Cuando la congruencia se vuelve argumento político
Las recientes declaraciones de la senadora por Aguascalientes, Nora Ruvalcaba, han abierto un nuevo capítulo en la discusión sobre la designación de la persona que encabezará la Auditoría Superior de la Federación (ASF), una de las instituciones clave para la fiscalización del uso de los recursos públicos en México. Desde la tribuna del Senado, la legisladora lanzó una advertencia directa a la Cámara de Diputados al cuestionar la candidatura de María de la Luz Mijangos Borja, actual titular de la Fiscalía Especializada en Combate a la Corrupción.
El señalamiento no se limitó a un cuestionamiento político convencional.

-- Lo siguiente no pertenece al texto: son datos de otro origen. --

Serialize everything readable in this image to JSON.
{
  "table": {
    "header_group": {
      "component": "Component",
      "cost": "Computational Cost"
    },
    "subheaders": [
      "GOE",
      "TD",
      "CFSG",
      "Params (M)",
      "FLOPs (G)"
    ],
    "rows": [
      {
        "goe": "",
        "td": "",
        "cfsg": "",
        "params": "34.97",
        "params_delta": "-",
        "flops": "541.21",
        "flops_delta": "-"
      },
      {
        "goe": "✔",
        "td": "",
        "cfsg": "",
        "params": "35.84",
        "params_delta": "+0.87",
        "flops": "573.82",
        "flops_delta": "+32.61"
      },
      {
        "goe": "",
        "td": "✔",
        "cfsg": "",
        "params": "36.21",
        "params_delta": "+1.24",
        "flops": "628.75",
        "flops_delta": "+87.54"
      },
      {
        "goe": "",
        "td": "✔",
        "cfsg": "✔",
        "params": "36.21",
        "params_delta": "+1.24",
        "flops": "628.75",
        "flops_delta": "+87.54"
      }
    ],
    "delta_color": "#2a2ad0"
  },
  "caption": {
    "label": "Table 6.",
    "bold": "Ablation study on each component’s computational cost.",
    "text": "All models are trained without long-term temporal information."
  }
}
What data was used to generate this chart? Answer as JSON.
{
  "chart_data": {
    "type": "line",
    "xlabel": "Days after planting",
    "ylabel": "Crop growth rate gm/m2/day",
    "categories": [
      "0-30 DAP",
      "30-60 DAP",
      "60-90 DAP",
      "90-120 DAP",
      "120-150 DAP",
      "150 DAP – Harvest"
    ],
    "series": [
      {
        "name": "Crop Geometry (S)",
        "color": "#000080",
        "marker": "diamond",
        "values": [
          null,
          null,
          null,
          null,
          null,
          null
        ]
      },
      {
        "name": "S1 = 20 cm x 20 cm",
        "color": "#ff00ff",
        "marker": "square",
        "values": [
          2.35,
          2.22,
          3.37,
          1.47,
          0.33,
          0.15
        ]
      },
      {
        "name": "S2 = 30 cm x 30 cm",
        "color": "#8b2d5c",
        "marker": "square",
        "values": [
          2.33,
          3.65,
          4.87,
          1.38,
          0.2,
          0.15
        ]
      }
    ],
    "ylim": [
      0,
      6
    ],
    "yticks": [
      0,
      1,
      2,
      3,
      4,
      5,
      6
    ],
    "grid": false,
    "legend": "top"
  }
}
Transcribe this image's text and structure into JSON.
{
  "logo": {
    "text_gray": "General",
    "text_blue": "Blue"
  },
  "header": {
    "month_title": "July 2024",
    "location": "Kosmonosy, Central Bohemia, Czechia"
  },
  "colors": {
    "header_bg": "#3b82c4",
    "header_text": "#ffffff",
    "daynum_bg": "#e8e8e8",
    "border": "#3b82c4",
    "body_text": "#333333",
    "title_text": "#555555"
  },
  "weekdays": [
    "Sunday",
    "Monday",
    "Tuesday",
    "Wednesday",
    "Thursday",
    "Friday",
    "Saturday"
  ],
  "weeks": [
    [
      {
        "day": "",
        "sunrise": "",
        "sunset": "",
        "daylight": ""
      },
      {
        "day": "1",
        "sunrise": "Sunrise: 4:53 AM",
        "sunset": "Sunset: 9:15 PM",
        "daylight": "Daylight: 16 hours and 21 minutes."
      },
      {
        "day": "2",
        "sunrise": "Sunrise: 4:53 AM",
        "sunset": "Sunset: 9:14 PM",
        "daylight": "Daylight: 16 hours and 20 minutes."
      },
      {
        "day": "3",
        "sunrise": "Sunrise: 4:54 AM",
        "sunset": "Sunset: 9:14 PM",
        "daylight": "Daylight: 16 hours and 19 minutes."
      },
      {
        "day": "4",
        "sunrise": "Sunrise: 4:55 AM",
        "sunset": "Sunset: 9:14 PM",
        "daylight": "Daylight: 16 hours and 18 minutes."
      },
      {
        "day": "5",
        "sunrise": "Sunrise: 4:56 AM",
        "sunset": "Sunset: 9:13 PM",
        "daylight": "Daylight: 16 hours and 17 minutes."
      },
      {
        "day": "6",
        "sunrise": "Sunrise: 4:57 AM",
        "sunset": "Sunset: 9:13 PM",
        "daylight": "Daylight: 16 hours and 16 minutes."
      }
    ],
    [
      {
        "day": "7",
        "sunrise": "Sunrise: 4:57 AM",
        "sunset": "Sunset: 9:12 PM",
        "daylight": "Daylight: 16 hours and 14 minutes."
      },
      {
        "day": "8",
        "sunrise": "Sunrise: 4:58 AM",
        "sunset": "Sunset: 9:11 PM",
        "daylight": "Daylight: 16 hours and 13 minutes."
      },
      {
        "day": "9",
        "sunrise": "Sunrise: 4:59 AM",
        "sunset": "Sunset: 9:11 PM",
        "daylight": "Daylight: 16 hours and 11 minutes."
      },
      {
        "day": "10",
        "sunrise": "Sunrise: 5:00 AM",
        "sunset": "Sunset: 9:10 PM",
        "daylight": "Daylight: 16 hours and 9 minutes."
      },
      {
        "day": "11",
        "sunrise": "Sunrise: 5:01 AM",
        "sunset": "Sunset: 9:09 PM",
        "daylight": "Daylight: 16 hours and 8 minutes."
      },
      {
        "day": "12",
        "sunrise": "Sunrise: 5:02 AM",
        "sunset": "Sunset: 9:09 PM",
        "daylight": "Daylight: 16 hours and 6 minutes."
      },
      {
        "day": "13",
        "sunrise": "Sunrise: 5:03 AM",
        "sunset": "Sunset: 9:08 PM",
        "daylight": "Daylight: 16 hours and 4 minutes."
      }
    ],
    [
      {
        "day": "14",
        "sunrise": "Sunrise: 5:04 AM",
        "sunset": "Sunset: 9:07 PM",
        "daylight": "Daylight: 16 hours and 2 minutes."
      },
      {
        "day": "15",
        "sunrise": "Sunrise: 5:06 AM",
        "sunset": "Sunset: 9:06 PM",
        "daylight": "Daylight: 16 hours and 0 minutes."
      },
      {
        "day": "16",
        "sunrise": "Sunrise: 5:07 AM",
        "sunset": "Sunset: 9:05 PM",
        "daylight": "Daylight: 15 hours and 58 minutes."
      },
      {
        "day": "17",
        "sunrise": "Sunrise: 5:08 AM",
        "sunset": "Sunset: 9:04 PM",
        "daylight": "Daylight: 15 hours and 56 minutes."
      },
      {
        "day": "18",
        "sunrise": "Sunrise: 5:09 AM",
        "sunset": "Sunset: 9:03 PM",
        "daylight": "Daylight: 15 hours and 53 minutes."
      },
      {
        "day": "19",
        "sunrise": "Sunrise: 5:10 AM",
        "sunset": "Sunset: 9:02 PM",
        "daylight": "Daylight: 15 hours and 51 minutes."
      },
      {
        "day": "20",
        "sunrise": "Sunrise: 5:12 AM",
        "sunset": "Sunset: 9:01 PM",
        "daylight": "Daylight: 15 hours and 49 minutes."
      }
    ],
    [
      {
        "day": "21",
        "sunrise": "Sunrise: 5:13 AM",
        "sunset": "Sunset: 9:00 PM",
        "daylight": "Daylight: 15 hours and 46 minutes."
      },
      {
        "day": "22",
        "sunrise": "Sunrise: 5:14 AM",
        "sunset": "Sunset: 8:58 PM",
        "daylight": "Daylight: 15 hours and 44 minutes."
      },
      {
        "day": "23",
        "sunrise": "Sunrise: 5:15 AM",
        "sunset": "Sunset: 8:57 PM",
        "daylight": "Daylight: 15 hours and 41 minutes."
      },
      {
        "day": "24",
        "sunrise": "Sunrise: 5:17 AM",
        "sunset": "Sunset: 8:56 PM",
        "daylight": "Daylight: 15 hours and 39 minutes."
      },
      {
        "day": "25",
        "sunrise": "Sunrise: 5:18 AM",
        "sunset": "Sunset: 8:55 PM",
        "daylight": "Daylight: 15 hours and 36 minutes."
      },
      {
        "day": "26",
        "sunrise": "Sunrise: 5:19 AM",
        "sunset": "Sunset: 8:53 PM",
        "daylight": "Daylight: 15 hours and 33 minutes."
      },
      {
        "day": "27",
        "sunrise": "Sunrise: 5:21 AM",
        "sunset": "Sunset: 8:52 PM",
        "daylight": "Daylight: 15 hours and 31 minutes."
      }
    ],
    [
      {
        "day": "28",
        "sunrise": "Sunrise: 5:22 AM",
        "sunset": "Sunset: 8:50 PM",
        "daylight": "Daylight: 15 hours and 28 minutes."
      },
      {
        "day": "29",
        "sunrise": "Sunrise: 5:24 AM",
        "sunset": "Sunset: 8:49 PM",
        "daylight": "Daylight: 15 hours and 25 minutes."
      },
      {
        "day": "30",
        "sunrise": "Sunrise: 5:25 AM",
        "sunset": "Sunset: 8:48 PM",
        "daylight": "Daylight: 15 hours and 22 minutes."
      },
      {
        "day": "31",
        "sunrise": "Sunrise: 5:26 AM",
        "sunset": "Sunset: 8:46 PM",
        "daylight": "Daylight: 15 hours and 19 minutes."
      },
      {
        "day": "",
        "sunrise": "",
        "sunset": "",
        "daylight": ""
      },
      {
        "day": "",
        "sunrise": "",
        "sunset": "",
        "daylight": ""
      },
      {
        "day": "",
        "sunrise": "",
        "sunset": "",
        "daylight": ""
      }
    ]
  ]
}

Ruvalcaba planteó un criterio que, en su opinión, debería guiar la decisión legislativa: la congruencia entre el discurso y la actuación en el servicio público. “En el servicio público hay una regla básica: la congruencia no se presume, se prueba”, afirmó la senadora al advertir que el proceso de designación no debe centrarse únicamente en revisar trayectorias curriculares, sino en evaluar el desempeño real frente a casos emblemáticos de corrupción.
El punto central de su crítica fue el caso de la empresa Next Energy, relacionado con un contrato de Asociación Público-Privada firmado en 2019 por el municipio de Aguascalientes para la construcción de un parque fotovoltaico. De acuerdo con lo expuesto por la legisladora, ese proyecto derivó en un presunto desfalco cercano a 28 mil millones de pesos, deuda que comprometería las finanzas municipales hasta el año 2050.
Según recordó Ruvalcaba, en 2022 distintos actores políticos presentaron denuncias ante la Fiscalía General de la República para investigar el caso; sin embargo, durante años no hubo avances públicos ni resultados visibles. Posteriormente, en 2025 —un día antes de la renuncia del entonces fiscal general Alejandro Gertz Manero— la Fiscalía Anticorrupción se declaró incompetente y remitió el expediente a la fiscalía estatal de Aguascalientes.
Para la senadora, esa decisión representa una contradicción con el compromiso institucional de combatir la corrupción. “Después de años de silencio, decidieron apartarse. Eso no es imparcialidad. No es autonomía. Es incongruencia”, sostuvo durante su intervención.
La legisladora también subrayó que, aunque el propietario de Next Energy se encuentra presuntamente detenido, los funcionarios públicos señalados continúan en libertad, lo que mantiene abierta la percepción de impunidad en torno al caso.
Más allá del episodio específico, las declaraciones de Ruvalcaba tienen implicaciones políticas más amplias. La Auditoría Superior de la Federación es el órgano responsable de revisar el ejercicio del gasto federal y detectar irregularidades en el manejo de recursos públicos. Su titular, por tanto, debe contar con una legitimidad incuestionable para ejercer esa función.
Desde esa perspectiva, la advertencia de la senadora apunta a un tema de fondo: la confianza pública en las instituciones de control. Cuando los procesos de investigación no ofrecen resultados claros o se perciben como inconsistentes, la credibilidad institucional se erosiona, incluso antes de que nuevas designaciones se concreten.
Ruvalcaba lo sintetizó con una reflexión que trasciende el debate coyuntural: en el servicio público, la confianza se construye cuando la palabra y los hechos caminan en la misma dirección. Cuando eso no ocurre —advirtió— la legitimidad institucional se fractura y quien pierde, en última instancia, es la ciudadanía.
En ese contexto, la discusión sobre el perfil que deberá encabezar la Auditoría Superior de la Federación se convierte en algo más que un trámite legislativo. Es, en realidad, una prueba política sobre la capacidad del Estado mexicano para demostrar que el combate a la corrupción no es solo una promesa, sino una práctica sostenida por decisiones congruentes.